Imaginez signer un bail pour un immense entrepôt en pleine euphorie ludique, pour réaliser deux ans plus tard qu’il est en train de couler votre entreprise.

Grosse. Mauvaise. Nouvelle. Black Book Éditions (BBE), pilier lyonnais du jeu de rôle depuis 2004, éditeur de mastodontes comme Pathfinder, Shadowrun ou Chroniques Oubliées, a annoncé dans un email envoyé aux backers de leurs projets hier jeudi 13 novembre avoir demandé l’ouverture d’une procédure de redressement judiciaire.

Chez Gus&Co, cette annonce nous touche forcément. Mais avant de paniquer, il faut comprendre ce que cela signifie. Non, ce n’est pas un « Game Over ». C’est une manœuvre stratégique, une décision « volontaire et anticipée » pour protéger l’entreprise et éviter la liquidation. Bref, BBE tente un jet de sauvegarde critique pour rester dans la partie.

Le tableau ci-dessous synthétise les données financières clés de Black Book Éditions pour l’exercice 2021, illustrant la situation avant la crise financière la plus récente. Les derniers comptes publiés et accessibles pour Black Book Éditions sont ceux de l’exercice clos au 31/12/2021.

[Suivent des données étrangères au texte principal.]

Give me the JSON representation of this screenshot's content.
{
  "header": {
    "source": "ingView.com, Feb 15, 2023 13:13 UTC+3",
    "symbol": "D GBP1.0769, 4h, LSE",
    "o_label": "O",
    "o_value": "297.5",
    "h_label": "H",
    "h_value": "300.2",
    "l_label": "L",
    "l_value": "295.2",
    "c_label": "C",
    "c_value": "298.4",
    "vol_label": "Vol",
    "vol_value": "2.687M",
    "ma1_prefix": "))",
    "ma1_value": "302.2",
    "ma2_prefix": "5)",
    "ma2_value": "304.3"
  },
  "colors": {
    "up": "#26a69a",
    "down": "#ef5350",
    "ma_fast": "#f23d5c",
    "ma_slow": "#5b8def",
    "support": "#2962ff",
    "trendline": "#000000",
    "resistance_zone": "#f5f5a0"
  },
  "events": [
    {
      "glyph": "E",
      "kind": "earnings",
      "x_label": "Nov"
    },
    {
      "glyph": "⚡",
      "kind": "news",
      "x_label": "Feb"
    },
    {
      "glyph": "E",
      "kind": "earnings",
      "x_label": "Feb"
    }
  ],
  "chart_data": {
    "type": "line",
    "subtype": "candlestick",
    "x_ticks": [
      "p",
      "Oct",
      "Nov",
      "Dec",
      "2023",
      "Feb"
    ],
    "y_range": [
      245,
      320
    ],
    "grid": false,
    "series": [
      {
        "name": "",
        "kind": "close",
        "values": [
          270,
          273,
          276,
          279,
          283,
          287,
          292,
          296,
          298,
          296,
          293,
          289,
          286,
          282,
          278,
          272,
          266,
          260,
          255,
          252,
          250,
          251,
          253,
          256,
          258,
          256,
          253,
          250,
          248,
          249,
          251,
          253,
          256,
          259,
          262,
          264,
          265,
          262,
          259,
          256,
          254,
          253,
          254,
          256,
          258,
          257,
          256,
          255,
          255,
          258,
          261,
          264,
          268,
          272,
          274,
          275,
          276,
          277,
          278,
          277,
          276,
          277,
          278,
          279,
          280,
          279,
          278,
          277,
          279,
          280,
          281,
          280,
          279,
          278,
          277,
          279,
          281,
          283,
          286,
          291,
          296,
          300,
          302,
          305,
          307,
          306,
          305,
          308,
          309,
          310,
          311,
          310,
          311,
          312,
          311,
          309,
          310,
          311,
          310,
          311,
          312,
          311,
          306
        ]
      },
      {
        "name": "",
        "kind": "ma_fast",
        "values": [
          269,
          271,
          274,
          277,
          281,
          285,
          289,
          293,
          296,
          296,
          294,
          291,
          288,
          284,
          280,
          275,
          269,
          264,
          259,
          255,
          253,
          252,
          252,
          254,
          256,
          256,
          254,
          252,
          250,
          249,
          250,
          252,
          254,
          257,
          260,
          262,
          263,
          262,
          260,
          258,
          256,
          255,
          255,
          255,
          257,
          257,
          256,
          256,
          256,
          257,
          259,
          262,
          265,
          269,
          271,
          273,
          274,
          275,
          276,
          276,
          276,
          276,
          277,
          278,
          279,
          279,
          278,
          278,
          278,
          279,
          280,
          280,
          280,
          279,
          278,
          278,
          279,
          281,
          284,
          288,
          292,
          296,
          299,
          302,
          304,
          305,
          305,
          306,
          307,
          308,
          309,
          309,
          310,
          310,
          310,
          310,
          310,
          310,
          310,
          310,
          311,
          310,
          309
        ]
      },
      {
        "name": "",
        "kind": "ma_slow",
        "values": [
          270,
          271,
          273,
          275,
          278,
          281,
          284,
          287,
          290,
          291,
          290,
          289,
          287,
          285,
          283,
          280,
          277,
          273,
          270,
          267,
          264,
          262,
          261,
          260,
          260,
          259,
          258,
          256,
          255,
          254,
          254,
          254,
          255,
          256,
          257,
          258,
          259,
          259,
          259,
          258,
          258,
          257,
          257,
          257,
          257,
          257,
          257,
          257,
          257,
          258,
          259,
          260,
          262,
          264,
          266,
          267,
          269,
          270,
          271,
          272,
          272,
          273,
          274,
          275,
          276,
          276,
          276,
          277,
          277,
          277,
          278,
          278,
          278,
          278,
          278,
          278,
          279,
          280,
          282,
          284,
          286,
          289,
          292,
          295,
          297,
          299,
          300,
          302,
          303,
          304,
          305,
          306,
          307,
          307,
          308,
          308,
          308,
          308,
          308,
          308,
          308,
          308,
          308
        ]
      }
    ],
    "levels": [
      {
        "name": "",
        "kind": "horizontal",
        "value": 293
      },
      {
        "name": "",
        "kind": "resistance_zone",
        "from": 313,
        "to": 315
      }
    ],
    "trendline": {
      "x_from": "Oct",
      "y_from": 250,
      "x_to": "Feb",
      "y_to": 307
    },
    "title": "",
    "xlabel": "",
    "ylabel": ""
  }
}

Indicateur financierMontant (en euros)Analyse & implication
Chiffre d’affaires net4 385 338Avec ~4,4 M€ de chiffre d’affaires et le statut de PME (10–49 salarié·es), Black Book Éditions reste un éditeur de taille modeste, mais non négligeable pour le secteur du jeu de rôle / jeu de société.
Résultat net51 260Un bénéfice net de 51 k€, soit ≈ 1,2 % de marge nette, laisse très peu de coussin : il suffit d’un dérapage de coûts d’impression, de transport, de retours de stocks ou d’un retard de sorties pour faire basculer le résultat dans le rouge.
EBITDA (Bénéfice avant intérêts, taxes, dépréciation et amortissement)-29 400L’EBE ressort à –29 k€ environ : cela signifie qu’en 2021, l’exploitation “pure” ne dégage pas vraiment de cash, et que le bénéfice net provient en partie de reprises de provisions et/ou d’éléments exceptionnels (le résultat exceptionnel est d’ailleurs de 44 k€ en 2021).
→ En clair : le cœur d’activité est à l’équilibre fragile, et le résultat positif tient à des écritures non récurrentes plutôt qu’à une forte rentabilité opérationnelle.
Trésorerie disponible211 470Une trésorerie relativement faible pour une entreprise de taille, susceptible de rendre la structure fragile face à une baisse de CA.
BFR (Besoin en Fonds de Roulement)1 290 000Un BFR extrêmement élevé (près de 108 jours de CA) indique une immobilisation massive de capitaux dans les stocks et les créances. C’est un facteur de stress majeur sur la trésorerie.
Endettement total1 642 772Un endettement important, dont 752 600 € de dettes financières, qui augmente les charges fixes et complique la gestion financière. Ce n’est pas hors norme pour une PME, mais combiné à une rentabilité très faible, cela signifie que la capacité à rembourser ou refinancer la dette repose sur un flux de trésorerie déjà limité.
Capital Social30 400Le capital social est faible par rapport au niveau d’endettement, ce qui signifie que les actionnaires ont relativement peu investi dans l’entreprise.

Conclusion

La situation décrite par ces chiffres de 2021 de Black Book Éditions pouvait assez logiquement déboucher, quelques années plus tard, aujourd’hui en 2025, sur une crise de trésorerie grave et la nécessité d’un redressement judiciaire afin de renégocier dettes, loyers et rythme de remboursement.

Sources

Un entrepôt devenu trop gourmand

Comment un éditeur aussi installé en arrive-t-il là ? C’est le revers de la médaille du succès post-Covid. Rappelez-vous : pendant la pandémie, le secteur du jeu a explosé. Pour suivre la cadence folle des commandes, BBE a investi massivement, notamment dans un grand dépôt logistique. Un choix logique à l’époque.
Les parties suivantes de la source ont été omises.